LIBERTÉ DE PASSAGE

Parfois il y a un déclic, devant de l’art de toujours,
avec des formes d’une époque de recherche...
Nous sommes de passage, mais pas comme dans certaines
conceptions de l’Orient, panthéiste : avec la création
personnelle responsable qui est de liberté, et « dépasse » le
système des castes, par exemple ; qui est recherche de
« progrès ».
Comment l’observateur trouve-t-il son point de vu lorsqu’il
n’y a plus de point de fuite, plus d’illusion ? C’est le
spectateur qui fait le tableau, disait Marcel Duchamp.
Le tableau est une fenêtre ouverte sur le monde.
La fenêtre est ce par quoi l’oeil soumet le visible, par quoi il
prend possession. La fenêtre est fondamentalement à la
définition du tableau. Parce que la fenêtre n’est pas
simplement une ouverture, sur un dehors ou sur une boîte. Elle
distingue deux espace, l’extérieur et l’intérieur, ou, pour ce qui
nous occupe ici, l’espace qui est sous la lumière et l’espace
qui est dans l’ombre, celui du visible et celui du caché.
Le tableau-fenêtre est une arme, une machine à voir, à voiler
et à voler. La possibilité du caché est une condition absolue du
sujet. Au temps moderne, l’intime, le territoire secret, de
l’ombre ou de l’opaque, est le lieu même du sujet. Parler
d’intime en termes de territoire soulève forcément une
question sur les frontières. « Liberté de passage » en est lié.
« MOUCHARABIEH », mousse, textile, métal. 230x190x60.
mars 2009
Le moucharabieh est un dispositif de l’architecture islamique
permettant d’observer sans être vu et de fournir de l’ombre. Il
sert essentiellement à dérober les femmes aux regards.
Le moucharabieh est pour moi une arabesque de danse où une
forme se fond dans la suivante, elles s’entrecroisent : on
distingue un bouquet, à distance, en ce qu’il est détaillé
partout pareil.
En art non figuratif ; on a recours aux verticales et aux
horizontales, de la gravité, et de l’équilibre.

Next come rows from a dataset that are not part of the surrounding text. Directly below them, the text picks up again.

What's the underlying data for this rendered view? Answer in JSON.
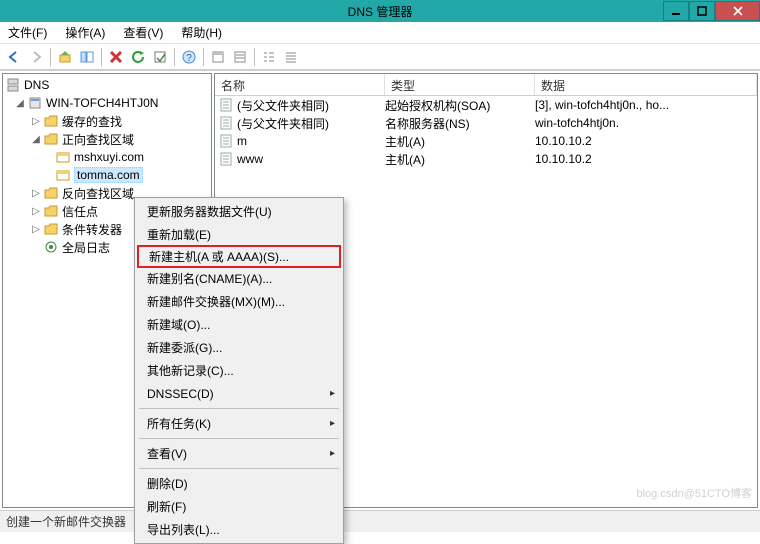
{
  "window": {
    "title": "DNS 管理器"
  },
  "menu": {
    "file": "文件(F)",
    "action": "操作(A)",
    "view": "查看(V)",
    "help": "帮助(H)"
  },
  "tree": {
    "root": "DNS",
    "server": "WIN-TOFCH4HTJ0N",
    "cached": "缓存的查找",
    "fwdzone": "正向查找区域",
    "zone1": "mshxuyi.com",
    "zone2": "tomma.com",
    "revzone": "反向查找区域",
    "trust": "信任点",
    "cond": "条件转发器",
    "global": "全局日志"
  },
  "columns": {
    "name": "名称",
    "type": "类型",
    "data": "数据"
  },
  "records": [
    {
      "name": "(与父文件夹相同)",
      "type": "起始授权机构(SOA)",
      "data": "[3], win-tofch4htj0n., ho..."
    },
    {
      "name": "(与父文件夹相同)",
      "type": "名称服务器(NS)",
      "data": "win-tofch4htj0n."
    },
    {
      "name": "m",
      "type": "主机(A)",
      "data": "10.10.10.2"
    },
    {
      "name": "www",
      "type": "主机(A)",
      "data": "10.10.10.2"
    }
  ],
  "context": {
    "updateServer": "更新服务器数据文件(U)",
    "reload": "重新加载(E)",
    "newHost": "新建主机(A 或 AAAA)(S)...",
    "newCname": "新建别名(CNAME)(A)...",
    "newMx": "新建邮件交换器(MX)(M)...",
    "newDomain": "新建域(O)...",
    "newDelegation": "新建委派(G)...",
    "otherNew": "其他新记录(C)...",
    "dnssec": "DNSSEC(D)",
    "allTasks": "所有任务(K)",
    "view": "查看(V)",
    "delete": "删除(D)",
    "refresh": "刷新(F)",
    "exportList": "导出列表(L)..."
  },
  "status": "创建一个新邮件交换器",
  "watermark": "blog.csdn@51CTO博客"
}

Ces sculptures me font penser à celles des noeuds celtiques,
elles se détachent entre le commencement et la fin. Le
« fond » (le vide) se change et me ravit, sorte de paysage se
déplaçant, pour la poésie qui en émane. Ce sont des structures
vivantes jusqu’à des « capillaires sanguins », dirais-je, et peutêtre
des isolations subtiles.
Ces oeuvres n’ont ni commencement, ni fin. Ainsi mes
entrelacs pourraient être ceux du celtique irlandais : le dessus
et le dessous se tressent pour rendre sensible une
« synchronicité » des mondes extérieur et intérieur. La vie !
(Par mondes extérieur et intérieur, j’entends, ce que l’on voit
et ce qui est caché, mais aussi le conscient et l’inconscient, la
vie et la mort, tout comme les deux ouverture d’un même
tuyau).
Nous sommes des tuyauteries avec leurs ouvertures, leurs
orifices, des lieux d’entrées et de sortie. Nous sommes des
ouvertures d’idées et des fermetures de principes. Nous
sommes des fenêtres, des parois capitonnées, des paravents,
des tunnels, circuits qui court-circuitent avec nos attaques et
nos défenses…
De notre squelette, entre dur et mou, dureté de l’esprit et
mollesses des organes qui nous constituent.